Last spring, I interviewed Angie Maxwell, a political scientist at the University of Arkansas who studies voting patterns among white, Southern women. She found that the Republican Party managed to build support among that group partly by connecting to their fears that the women’s movement would leave wives and mothers vulnerable to abandonment by their husbands.

“If you’re financially dependent and people are saying that you’re going to have to fend for yourself, that if you get divorced your husband won’t have to pay child support, that’s terrifying,” she told me.

It’s a pattern that shows up in more subtle ways too, even among people who do support women’s equality and feminism, but whose individual choices are constrained by the realities of an unequal world. A new report from Price Waterhouse Coopers, a consulting company, found that “The motherhood penalty — the loss in lifetime earnings experienced by women raising children — has become the most significant driver of the gender pay gap.” And the main reason for the motherhood penalty, it finds, is that mothers take on most of the burden of child care in almost every country around the world. In the United Kingdom, the report found, the high costs of child care cause many women to leave the work force entirely.

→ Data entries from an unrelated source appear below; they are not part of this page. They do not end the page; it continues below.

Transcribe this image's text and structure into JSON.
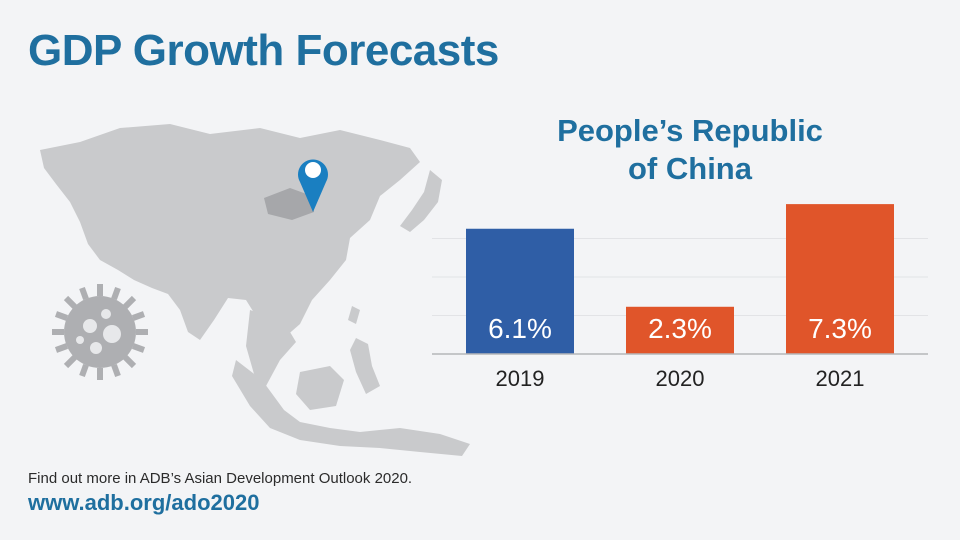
{
  "title": "GDP Growth Forecasts",
  "subtitle_lines": [
    "People’s Republic",
    "of China"
  ],
  "footer": {
    "text": "Find out more in ADB’s Asian Development Outlook 2020.",
    "url": "www.adb.org/ado2020"
  },
  "map": {
    "pin_icon": "location-pin-icon",
    "virus_icon": "coronavirus-icon"
  },
  "colors": {
    "title": "#1f6f9f",
    "bar_2019": "#2f5ea6",
    "bar_forecast": "#e0552a",
    "map": "#c9cacc"
  },
  "chart_data": {
    "type": "bar",
    "categories": [
      "2019",
      "2020",
      "2021"
    ],
    "values": [
      6.1,
      2.3,
      7.3
    ],
    "value_labels": [
      "6.1%",
      "2.3%",
      "7.3%"
    ],
    "colors": [
      "#2f5ea6",
      "#e0552a",
      "#e0552a"
    ],
    "title": "People’s Republic of China",
    "xlabel": "",
    "ylabel": "",
    "ylim": [
      0,
      7.5
    ],
    "grid": true
  }
}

It is of course possible for men to share child-care duties equally. My husband and I both work, and he does at least half, and often more, of the care for our two children. And I’d like to believe that’s because of our firm commitment to equality within the relationship. But I know that it probably helps that there has never been a time when our family was more reliant on his earnings than on mine. There has never been any practical incentive to preserve his career at the expense of my own.

But when men to out-earn their partners, as they often do, the incentives look different. I’ve watched many of the high-achieving women I know drift out of the work force after having children because their husbands’ salaries were much higher. It starts early: paternity leave is often largely unpaid, and when the husband is the higher earner the costs of taking unpaid paternity leave can seem insurmountable when the family is facing the added expenses of a new baby.

From there, small decisions snowball into bigger ones: the choice of who should take the day off to stay with a sick child looks different when one spouse’s salary is much higher, for instance, but a lot of sick days can turn into needing to go part-time, or forego a promotion, which then makes the family even more reliant on the higher earner.

Claudia Goldin, a Harvard economist, has found that in highly paid professional fields like law, medicine and finance, people are paid disproportionately well for working long hours and weekends — a schedule that is usually impossible for parents to maintain unless they have a partner who works much less, or not at all.

Over time, families can find themselves on a glide path to traditional gender roles, with the male partner’s career taking priority and the female partner doing the bulk of housework and child care, even if she still has a job.

So that is one depressing way to answer the question I posed at the top: that patriarchy, like other unequal systems, has a way of conscripting people to its service. And once there, they add power to the system, creating a self-reinforcing cycle that preserves inequality — despite many of the participants’ desires for a better world.